If any data could measure the political strength of President Joseph Biden in his Ibero-American security zone, without a doubt it would be the failure of the IX Summit of the Americas held from June 6 to 10.
The most important conclusion would lead to the perception that the United States lacks a proposal to establish a new world order in Latin America and the Caribbean.
The geopolitical results –which are the most important today– were the product of the lack of sensitivity of the US president and the dialectical trap that Mexican President Andrés Manuel López Obrador placed on him by conditioning his attendance on the invitation — and was not present– of the presidents of Cuba, Nicaragua and Venezuela and the reduction of restrictions on the presidents of Guatemala and Honduras.
If Biden invited them, he lost; if he didn’t invite them, he also lost. And in the end, in either of the two scenarios, Biden appeared as a geopolitical leader without force.
In previous Summits of the Americas, there was the presence of leaders with non-democratic governments; In the extraordinary event that took place in Mexico in 2004, President Vicente Fox brought together President Fidel Castro and President George Bush Jr. at the Summit, although with a clumsy handling of the invitations because he asked Fidel Castro to be at the meeting, but that after eating he will return to his country.
The Summits are meetings with a political effect, not with a programmatic search for projects and results. The impossibility of agreeing with countries of different political, economic and social levels in Latin America and the Caribbean has always remained in formal acts that usually have some conjunctural political importance.
The true power relations take place in bilateral presidential meetings and, in Latin America and the Caribbean, in the extraordinary and very high-level relations between the heads of the armies of the region.
The sensitive issues that interested the United States could hardly have had a space for definitions and decisions: drug trafficking, migration, and trade have separate agendas and meetings and, of course, they obey different motivations.
For example, the United States perceives drug trafficking as a problem of production and trafficking coming from countries south of the Rio Grande and has never recognized — nor will it ever recognize — that drug trafficking and the existence of criminal organizations are a consequence of the high demand for drug from American consumers, that is, without demand there would be no supply.

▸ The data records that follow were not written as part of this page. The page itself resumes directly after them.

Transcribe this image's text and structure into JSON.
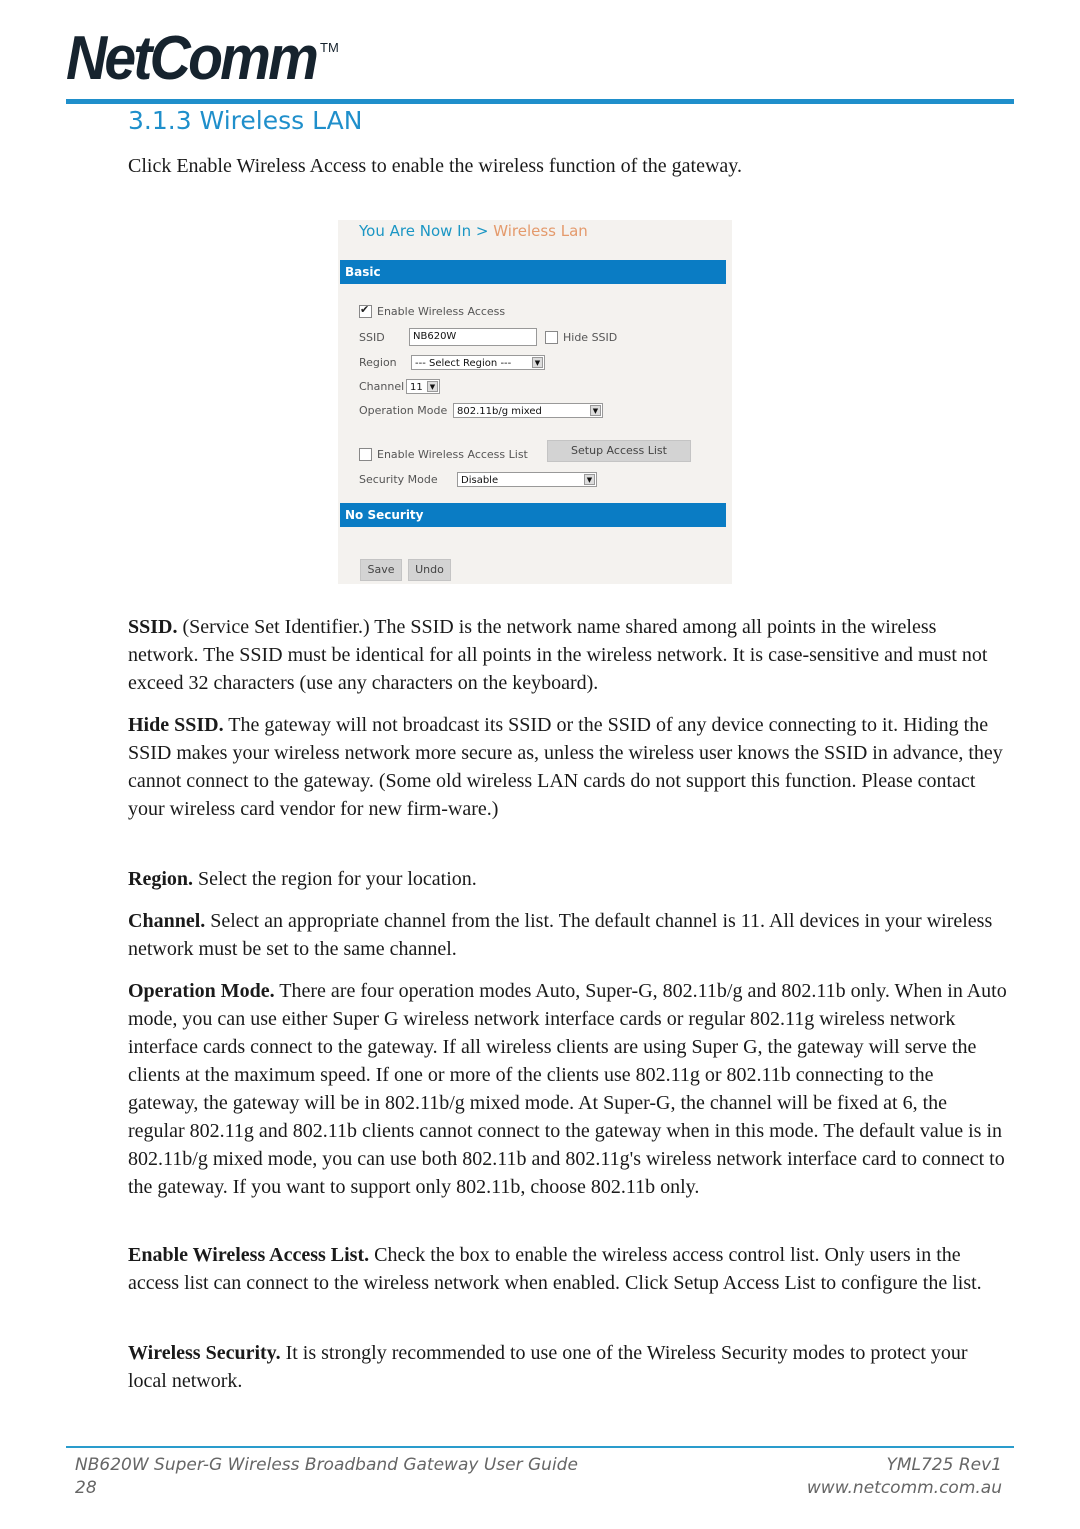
{
  "header": {
    "logo_text": "NetComm",
    "logo_tm": "TM",
    "section_title": "3.1.3 Wireless LAN",
    "intro": "Click Enable Wireless Access to enable the wireless function of the gateway."
  },
  "screenshot": {
    "breadcrumb_prefix": "You Are Now In >",
    "breadcrumb_current": "Wireless Lan",
    "basic_header": "Basic",
    "enable_wireless_access": {
      "label": "Enable Wireless Access",
      "checked": true
    },
    "ssid": {
      "label": "SSID",
      "value": "NB620W"
    },
    "hide_ssid": {
      "label": "Hide SSID",
      "checked": false
    },
    "region": {
      "label": "Region",
      "value": "--- Select Region ---"
    },
    "channel": {
      "label": "Channel",
      "value": "11"
    },
    "operation_mode": {
      "label": "Operation Mode",
      "value": "802.11b/g mixed"
    },
    "enable_access_list": {
      "label": "Enable Wireless Access List",
      "checked": false
    },
    "setup_access_list_label": "Setup Access List",
    "security_mode": {
      "label": "Security Mode",
      "value": "Disable"
    },
    "no_security_header": "No Security",
    "save_label": "Save",
    "undo_label": "Undo",
    "accent_color": "#0a7cc4"
  },
  "paragraphs": [
    {
      "term": "SSID.",
      "text": " (Service Set Identifier.) The SSID is the network name shared among all points in the wireless network. The SSID must be identical for all points in the wireless network. It is case-sensitive and must not exceed 32 characters (use any characters on the keyboard)."
    },
    {
      "term": "Hide SSID.",
      "text": " The gateway will not broadcast its SSID or the SSID of any device connecting to it. Hiding the SSID makes your wireless network more secure as, unless the wireless user knows the SSID in advance, they cannot connect to the gateway. (Some old wireless LAN cards do not support this function. Please contact your wireless card vendor for new firm-ware.)"
    },
    {
      "term": "Region.",
      "text": " Select the region for your location."
    },
    {
      "term": "Channel.",
      "text": " Select an appropriate channel from the list. The default channel is 11. All devices in your wireless network must be set to the same channel."
    },
    {
      "term": "Operation Mode.",
      "text": " There are four operation modes Auto, Super-G, 802.11b/g and 802.11b only. When in Auto mode, you can use either Super G wireless network interface cards or regular 802.11g wireless network interface cards connect to the gateway. If all wireless clients are using Super G, the gateway will serve the clients at the maximum speed. If one or more of the clients use 802.11g or 802.11b connecting to the gateway, the gateway will be in 802.11b/g mixed mode.  At Super-G, the channel will be fixed at 6, the regular 802.11g and 802.11b clients cannot connect to the gateway when in this mode. The default value is in 802.11b/g mixed mode, you can use both 802.11b and 802.11g's wireless network interface card to connect to the gateway. If you want to support only 802.11b, choose 802.11b only."
    },
    {
      "term": "Enable Wireless Access List.",
      "text": " Check the box to enable the wireless access control list. Only users in the access list can connect to the wireless network when enabled. Click Setup Access List to configure the list."
    },
    {
      "term": "Wireless Security.",
      "text": " It is strongly recommended to use one of the Wireless Security modes to protect your local network."
    }
  ],
  "footer": {
    "guide_title": "NB620W Super-G Wireless Broadband  Gateway User Guide",
    "page_number": "28",
    "doc_code": "YML725 Rev1",
    "website": "www.netcomm.com.au"
  }
}
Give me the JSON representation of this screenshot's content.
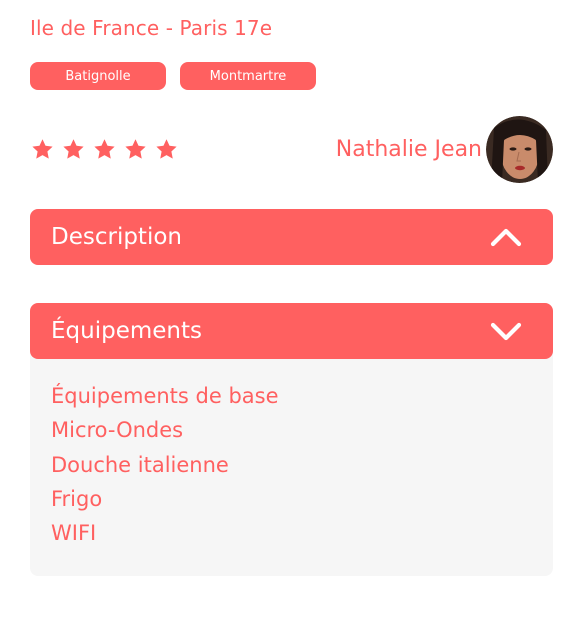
{
  "location": "Ile de France - Paris 17e",
  "tags": [
    "Batignolle",
    "Montmartre"
  ],
  "rating": {
    "value": 5,
    "max": 5,
    "filled_color": "#ff6060"
  },
  "host": {
    "name": "Nathalie Jean"
  },
  "description": {
    "title": "Description",
    "expanded": false,
    "icon": "chevron-up-icon"
  },
  "equipments": {
    "title": "Équipements",
    "expanded": true,
    "icon": "chevron-down-icon",
    "items": [
      "Équipements de base",
      "Micro-Ondes",
      "Douche italienne",
      "Frigo",
      "WIFI"
    ]
  },
  "colors": {
    "accent": "#ff6060",
    "panel_background": "#f6f6f6",
    "text_on_accent": "#ffffff"
  }
}
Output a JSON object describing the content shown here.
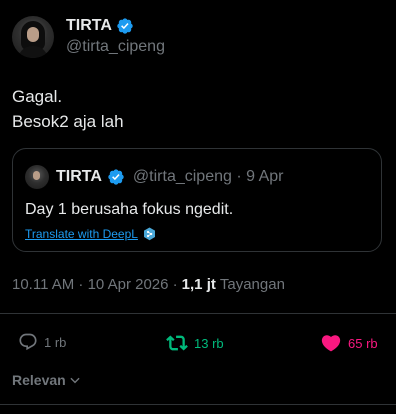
{
  "author": {
    "display_name": "TIRTA",
    "handle": "@tirta_cipeng",
    "verified": true
  },
  "tweet": {
    "lines": [
      "Gagal.",
      "Besok2 aja lah"
    ]
  },
  "quote": {
    "display_name": "TIRTA",
    "handle_date": "@tirta_cipeng · 9 Apr",
    "text": "Day 1 berusaha fokus ngedit.",
    "translate_label": "Translate with DeepL"
  },
  "meta": {
    "timestamp": "10.11 AM · 10 Apr 2026 ·",
    "views_count": "1,1 jt",
    "views_label": "Tayangan"
  },
  "actions": {
    "reply_count": "1 rb",
    "retweet_count": "13 rb",
    "like_count": "65 rb"
  },
  "sort": {
    "label": "Relevan"
  },
  "colors": {
    "background": "#000000",
    "text": "#e7e9ea",
    "muted": "#71767b",
    "link": "#1d9bf0",
    "retweet": "#00ba7c",
    "like": "#f91880",
    "border": "#2f3336"
  }
}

Migration has been the product of the economic, political, social and security crisis in Latin American and Caribbean countries and in recent years has been exacerbated by the consolidation of cartels, bands and gangs tolerated and even supported by the security structures of local governments.
The White House has never been able to process its co-responsibility in the stability crisis of the countries south of the Rio Grande, despite the calls for attention produced by the Cuban revolution, the Nicaraguan Sandinista revolution and the Salvadoran guerrillas. The official US response was to finance counterinsurgency projects and train police and armies in repression and torture techniques.
The waves of Latin American and Caribbean migrants and now the incorporation of refugees from other European countries accelerated as of 2020 due to the economic crisis and the pandemic crisis and the United States only reacted in an authoritarian manner by sealing its border with walls and forces military forces and forcing Mexico to move the US southern border from the Rio Grande to the Suchiate River on the Chiapas state border with Belize and Guatemala.
However, from 2020 to 2022 any calculation is valid and it can be said that there have been more than three million migrants who want to enter the United States, when official figures indicate only around 200 thousand visas for the American region.
Trade was confronted with treaties signed by the United States with Latin American economies, but found the existence of non-competitive productive structures, concentrators of wealth and without equitable labor relations.
In this context, the production capacity for export has been lower than expected and only Mexico maintains a level of productive integration with the United States.
The IX Summit of the Americas showed not only President Biden’s misunderstanding of his American region, but also evidenced the total ignorance of the geopolitical reality of those countries, and even less has he been able to process the recent trend that has revealed the existence of populist governments anti-Americans who came to power democratically and who have tightened democratic rules to prevent the modernization of their systems of government.
The result of the IX Summit of the Americas was a geopolitical failure, but the most serious thing was to perceive the strategic inability of the White House to understand the Latin American and Caribbean area as an important security zone for the United States.
In separate information, the White House would be organizing a regional military summit to build a NATO-type organization that strengthens the bloc of regional armies in favor of US approaches, given what they called the geopolitical expansion of Russia and China in Latin America and the Caribbean.
But most serious of all, it is perceived in the lack of understanding of the United States regarding the general crisis in the American region and in its inability to offer a proposal for regional reorganization that goes beyond the American obsession with communism, which only represents an impact irregular politician and zero revolutionary concern.
The content of this column is the sole responsibility of the columnist and not the newspaper that publishes it.